Saturday, August 30, 2003

Wind to thy wings, sister.

Wednesday, August 27, 2003

It feels as if my life is too big to fit into my body.

It's week ten of a ten week term, and next week are final exams...though honestly, week ten is much harder. Finals are simple. You show up and you give them the right answers. Week ten is the week of preparation and intense intense work. Some might call this studying. I prefer to call it 'freaking out.' I have some amount of reading to catch up on for my various tests and quizzes so that my professors have quantifiable proof of what they already know...that I know the material. I have a six to eight page paper to write about the open casting call that I attended last weekend. I also have one final project which I think I'm done shooting. More on that later.

I'm told that I do nothing. Which certainly doesn't feel true, this week. It took me nine whole weeks to fall behind, this term, where I usually have something of a breakdown around week six or seven. Not to mention the fact that I have about thirty hours on my next paycheck, which isn't all that bad for a full-time student who spends tons of time with her boyfriend. But maybe I don't do anything.

My hair, partly pink for the last month or so, has washed out to blonde underneath. I think I'm going to dye it back to pink, but I have certainly decided to have it cut again next Thursday. Fortunately, only the underneath of my hair was bleached out, so the fact that my roots have grown in about an inch doesn't even really show. I just kind of look shaggy.

Thursday, August 07, 2003

There is so much life to live and only so much time in which to write about it all.

It's been a slow, sweet haze of contentment and humidity.

I picked up my seemingly-larger-than-usual group on Monday. Alas...cajoled once more into giving the campus tour to this week's mob of engineering-camp kids. And it started out fabulously. They laughed at my jokes, they were willing to talk to me, tell me where they were from, and about the tiny woman that seemed to be in charge of the program but who forgot had forgotten my name each of the last five times I'd told her what it is. According to the kids, she would show up for a couple minutes at a time and vanish for hours in between. Go figure.

So, for once, I'm getting some interaction from the engineering kids. I suspect it was the kamikaze way I flung myself into their tour, the last one of the summer, with the determination that dammit, they were going to like me and we were going to have fun. I'm walking backwards, yelling at the top of my lungs, and hoping out loud that the threatening sky would hold off for us. Unfortunately, no such luck. While fielding a question about my hair being pink, those chubby black little clouds decided to rain on our rather lengthy parade.

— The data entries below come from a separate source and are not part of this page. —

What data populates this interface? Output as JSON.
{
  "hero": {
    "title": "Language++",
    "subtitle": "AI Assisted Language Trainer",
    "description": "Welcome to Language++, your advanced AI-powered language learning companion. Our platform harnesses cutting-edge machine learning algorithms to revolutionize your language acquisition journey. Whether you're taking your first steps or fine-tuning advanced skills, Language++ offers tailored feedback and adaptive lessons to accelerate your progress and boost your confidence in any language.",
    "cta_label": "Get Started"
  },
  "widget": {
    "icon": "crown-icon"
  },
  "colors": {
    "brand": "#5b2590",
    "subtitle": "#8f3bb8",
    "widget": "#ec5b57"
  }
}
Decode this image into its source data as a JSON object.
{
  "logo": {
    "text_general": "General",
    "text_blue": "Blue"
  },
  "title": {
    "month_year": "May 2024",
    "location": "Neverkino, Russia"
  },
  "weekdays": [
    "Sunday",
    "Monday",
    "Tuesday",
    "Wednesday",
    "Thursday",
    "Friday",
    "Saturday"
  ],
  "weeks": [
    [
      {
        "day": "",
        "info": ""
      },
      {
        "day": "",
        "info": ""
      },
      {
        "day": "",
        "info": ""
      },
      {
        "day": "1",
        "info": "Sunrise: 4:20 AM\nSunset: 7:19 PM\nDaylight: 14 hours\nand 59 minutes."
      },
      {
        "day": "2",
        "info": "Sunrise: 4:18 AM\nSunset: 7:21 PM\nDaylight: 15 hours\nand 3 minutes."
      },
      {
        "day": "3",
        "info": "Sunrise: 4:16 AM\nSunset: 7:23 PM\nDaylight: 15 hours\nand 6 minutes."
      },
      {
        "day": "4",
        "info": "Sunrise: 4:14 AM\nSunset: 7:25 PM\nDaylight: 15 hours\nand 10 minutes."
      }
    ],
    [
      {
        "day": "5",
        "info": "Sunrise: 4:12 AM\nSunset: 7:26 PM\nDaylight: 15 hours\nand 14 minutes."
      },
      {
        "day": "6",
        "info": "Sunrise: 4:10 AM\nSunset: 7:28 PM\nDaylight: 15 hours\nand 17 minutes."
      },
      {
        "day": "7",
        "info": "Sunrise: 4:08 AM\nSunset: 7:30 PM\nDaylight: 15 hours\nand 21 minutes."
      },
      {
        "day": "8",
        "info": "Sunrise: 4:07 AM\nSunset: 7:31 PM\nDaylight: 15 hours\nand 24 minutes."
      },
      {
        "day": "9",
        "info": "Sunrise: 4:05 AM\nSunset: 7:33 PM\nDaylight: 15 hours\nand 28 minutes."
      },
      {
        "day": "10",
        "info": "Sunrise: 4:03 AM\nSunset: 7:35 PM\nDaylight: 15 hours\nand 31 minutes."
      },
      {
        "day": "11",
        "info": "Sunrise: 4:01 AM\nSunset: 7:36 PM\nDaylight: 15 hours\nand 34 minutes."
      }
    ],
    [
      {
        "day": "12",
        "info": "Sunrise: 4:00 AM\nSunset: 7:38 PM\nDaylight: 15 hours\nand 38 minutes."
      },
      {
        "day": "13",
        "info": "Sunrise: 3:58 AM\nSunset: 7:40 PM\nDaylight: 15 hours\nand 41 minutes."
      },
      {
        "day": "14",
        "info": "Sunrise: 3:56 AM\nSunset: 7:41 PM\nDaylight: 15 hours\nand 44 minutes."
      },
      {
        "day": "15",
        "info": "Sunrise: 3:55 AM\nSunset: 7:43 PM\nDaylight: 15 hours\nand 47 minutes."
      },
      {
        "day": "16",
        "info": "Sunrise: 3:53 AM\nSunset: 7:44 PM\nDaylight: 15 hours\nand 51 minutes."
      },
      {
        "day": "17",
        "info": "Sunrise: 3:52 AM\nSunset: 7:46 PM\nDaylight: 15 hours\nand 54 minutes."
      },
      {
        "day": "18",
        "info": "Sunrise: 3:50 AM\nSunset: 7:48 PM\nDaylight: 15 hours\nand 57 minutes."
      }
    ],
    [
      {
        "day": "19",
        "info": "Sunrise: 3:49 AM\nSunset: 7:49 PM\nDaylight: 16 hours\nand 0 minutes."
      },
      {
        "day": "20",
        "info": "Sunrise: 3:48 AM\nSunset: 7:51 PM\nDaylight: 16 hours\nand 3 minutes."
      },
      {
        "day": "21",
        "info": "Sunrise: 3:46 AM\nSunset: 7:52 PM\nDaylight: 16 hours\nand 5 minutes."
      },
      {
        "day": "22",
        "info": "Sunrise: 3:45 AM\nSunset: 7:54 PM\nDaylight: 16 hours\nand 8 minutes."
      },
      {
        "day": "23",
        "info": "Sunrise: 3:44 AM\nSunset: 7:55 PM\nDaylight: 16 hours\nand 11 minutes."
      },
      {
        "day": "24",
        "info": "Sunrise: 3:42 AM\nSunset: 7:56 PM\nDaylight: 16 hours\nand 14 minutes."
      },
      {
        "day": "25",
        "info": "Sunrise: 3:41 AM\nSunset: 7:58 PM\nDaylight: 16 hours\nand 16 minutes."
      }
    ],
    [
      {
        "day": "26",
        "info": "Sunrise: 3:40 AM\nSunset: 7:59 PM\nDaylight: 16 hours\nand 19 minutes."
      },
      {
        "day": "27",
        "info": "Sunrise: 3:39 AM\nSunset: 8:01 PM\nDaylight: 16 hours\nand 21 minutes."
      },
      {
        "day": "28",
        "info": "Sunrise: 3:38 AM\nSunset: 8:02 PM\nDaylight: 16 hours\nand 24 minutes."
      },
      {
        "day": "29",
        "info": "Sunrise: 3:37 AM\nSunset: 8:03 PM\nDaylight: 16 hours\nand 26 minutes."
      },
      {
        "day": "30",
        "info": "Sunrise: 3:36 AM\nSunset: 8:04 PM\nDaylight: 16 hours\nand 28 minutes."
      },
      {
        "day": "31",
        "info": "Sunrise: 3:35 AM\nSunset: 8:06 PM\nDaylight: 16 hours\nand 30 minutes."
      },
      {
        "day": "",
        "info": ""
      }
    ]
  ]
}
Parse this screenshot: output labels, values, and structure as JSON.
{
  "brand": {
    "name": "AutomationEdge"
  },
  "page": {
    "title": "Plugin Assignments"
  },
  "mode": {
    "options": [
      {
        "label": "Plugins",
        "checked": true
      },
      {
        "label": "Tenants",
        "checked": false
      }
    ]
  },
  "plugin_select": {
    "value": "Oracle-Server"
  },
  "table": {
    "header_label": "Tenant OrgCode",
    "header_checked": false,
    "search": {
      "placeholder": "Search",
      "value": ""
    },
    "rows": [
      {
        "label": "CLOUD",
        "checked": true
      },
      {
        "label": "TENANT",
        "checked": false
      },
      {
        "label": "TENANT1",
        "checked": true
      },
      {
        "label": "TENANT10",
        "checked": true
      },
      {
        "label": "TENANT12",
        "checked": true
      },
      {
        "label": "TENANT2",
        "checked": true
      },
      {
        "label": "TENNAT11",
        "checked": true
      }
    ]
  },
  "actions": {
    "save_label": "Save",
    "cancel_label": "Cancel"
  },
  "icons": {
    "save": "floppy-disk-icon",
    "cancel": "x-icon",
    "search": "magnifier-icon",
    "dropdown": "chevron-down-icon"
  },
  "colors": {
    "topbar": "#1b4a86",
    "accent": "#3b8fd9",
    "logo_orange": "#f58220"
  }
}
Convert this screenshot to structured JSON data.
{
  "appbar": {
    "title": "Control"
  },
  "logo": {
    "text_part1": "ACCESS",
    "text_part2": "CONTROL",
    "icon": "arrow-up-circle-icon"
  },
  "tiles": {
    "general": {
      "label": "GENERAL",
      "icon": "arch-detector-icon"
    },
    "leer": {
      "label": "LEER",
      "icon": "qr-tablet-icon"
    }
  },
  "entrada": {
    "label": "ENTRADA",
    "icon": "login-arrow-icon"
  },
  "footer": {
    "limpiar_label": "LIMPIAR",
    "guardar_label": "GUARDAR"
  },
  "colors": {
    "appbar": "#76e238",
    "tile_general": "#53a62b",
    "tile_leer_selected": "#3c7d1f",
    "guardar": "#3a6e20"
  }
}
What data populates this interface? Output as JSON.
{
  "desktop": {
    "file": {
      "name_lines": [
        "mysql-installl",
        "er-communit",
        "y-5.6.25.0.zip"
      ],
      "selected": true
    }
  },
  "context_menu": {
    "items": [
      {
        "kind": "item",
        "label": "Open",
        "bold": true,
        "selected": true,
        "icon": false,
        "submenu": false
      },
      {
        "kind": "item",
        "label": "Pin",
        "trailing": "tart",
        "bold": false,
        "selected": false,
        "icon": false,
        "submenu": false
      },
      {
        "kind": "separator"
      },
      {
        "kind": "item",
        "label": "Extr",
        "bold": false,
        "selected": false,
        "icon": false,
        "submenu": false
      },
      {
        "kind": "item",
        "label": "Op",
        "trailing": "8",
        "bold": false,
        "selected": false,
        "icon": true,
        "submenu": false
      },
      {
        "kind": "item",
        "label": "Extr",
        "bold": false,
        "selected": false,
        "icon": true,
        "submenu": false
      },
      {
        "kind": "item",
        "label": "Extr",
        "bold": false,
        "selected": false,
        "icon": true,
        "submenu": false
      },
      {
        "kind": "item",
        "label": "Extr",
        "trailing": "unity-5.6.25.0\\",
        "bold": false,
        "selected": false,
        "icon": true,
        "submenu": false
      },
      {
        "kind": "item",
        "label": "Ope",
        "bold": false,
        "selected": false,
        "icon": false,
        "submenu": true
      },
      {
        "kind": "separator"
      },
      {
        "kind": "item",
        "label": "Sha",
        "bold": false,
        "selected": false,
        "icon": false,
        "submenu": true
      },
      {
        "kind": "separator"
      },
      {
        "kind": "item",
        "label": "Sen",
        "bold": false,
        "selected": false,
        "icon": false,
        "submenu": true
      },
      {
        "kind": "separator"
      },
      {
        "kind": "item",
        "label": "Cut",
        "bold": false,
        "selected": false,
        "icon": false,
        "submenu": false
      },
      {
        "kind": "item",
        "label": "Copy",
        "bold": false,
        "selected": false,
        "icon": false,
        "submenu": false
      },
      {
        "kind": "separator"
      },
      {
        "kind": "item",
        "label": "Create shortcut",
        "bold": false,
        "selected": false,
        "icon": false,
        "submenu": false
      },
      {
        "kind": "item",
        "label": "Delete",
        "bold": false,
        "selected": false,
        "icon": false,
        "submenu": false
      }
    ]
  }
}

This, of course, no more than ten or fifteen minutes into the tour. Ok, I figure, it's just a little rain. We'll be fine. A quick look told me that none of the few girls in the group was wearing a white t-shirt, so we proceeded on to reach the shelter in front of the library. During the library schpiel, the rain turns into a downpour. Of course. At this point, mind you, I still had them amused.

No problem, I think, we'll hop right across to the gym....how long could this possibly last? One athletic speech later, I had my answer. Long enough. Yes, folks, we'd been upgraded to a torrential downpour, and partway up to the residence halls, socks starting to get wet, we gave in.

The next five or so minutes was a struggle between keeping track of the kids who wanted to run for cover: "If you know where you're going, you're welcome to go on ahead," and trying to pull the stragglers up from the rear. There was shouting, there was skipping, and there was "We're waiting for the light to change because I'll be damned if I have you soaking wet and hit by a car." And of course, I felt terrible. These kids were here on day camp to see geeky Drexel engineering stuff, and I'd gone and gotten them wet right down to their panties. And not in a pleasantly liberating way, either.

Fortunately, after a half hour of searching for evil tiny-woman and profuse apologizing to the kids for my poor judgement in dragging them from building to building rather than trying to wait it out, Jennifer (I'd known her name since the first week) showed up with a big box of really cute t-shirts. They said Summer Engineering Experience @ Drexel. I, being just as soaking wet as the kids and wearing a more see-through shirt than most of them, was also offered a shirt, which I gladly accepted.

Every time I think about that shirt, I want to write on it "I walked through a thunderstorm for SEX@Drexel and all I got was this t-shirt."

Three days later and my sneakers have only just dried out.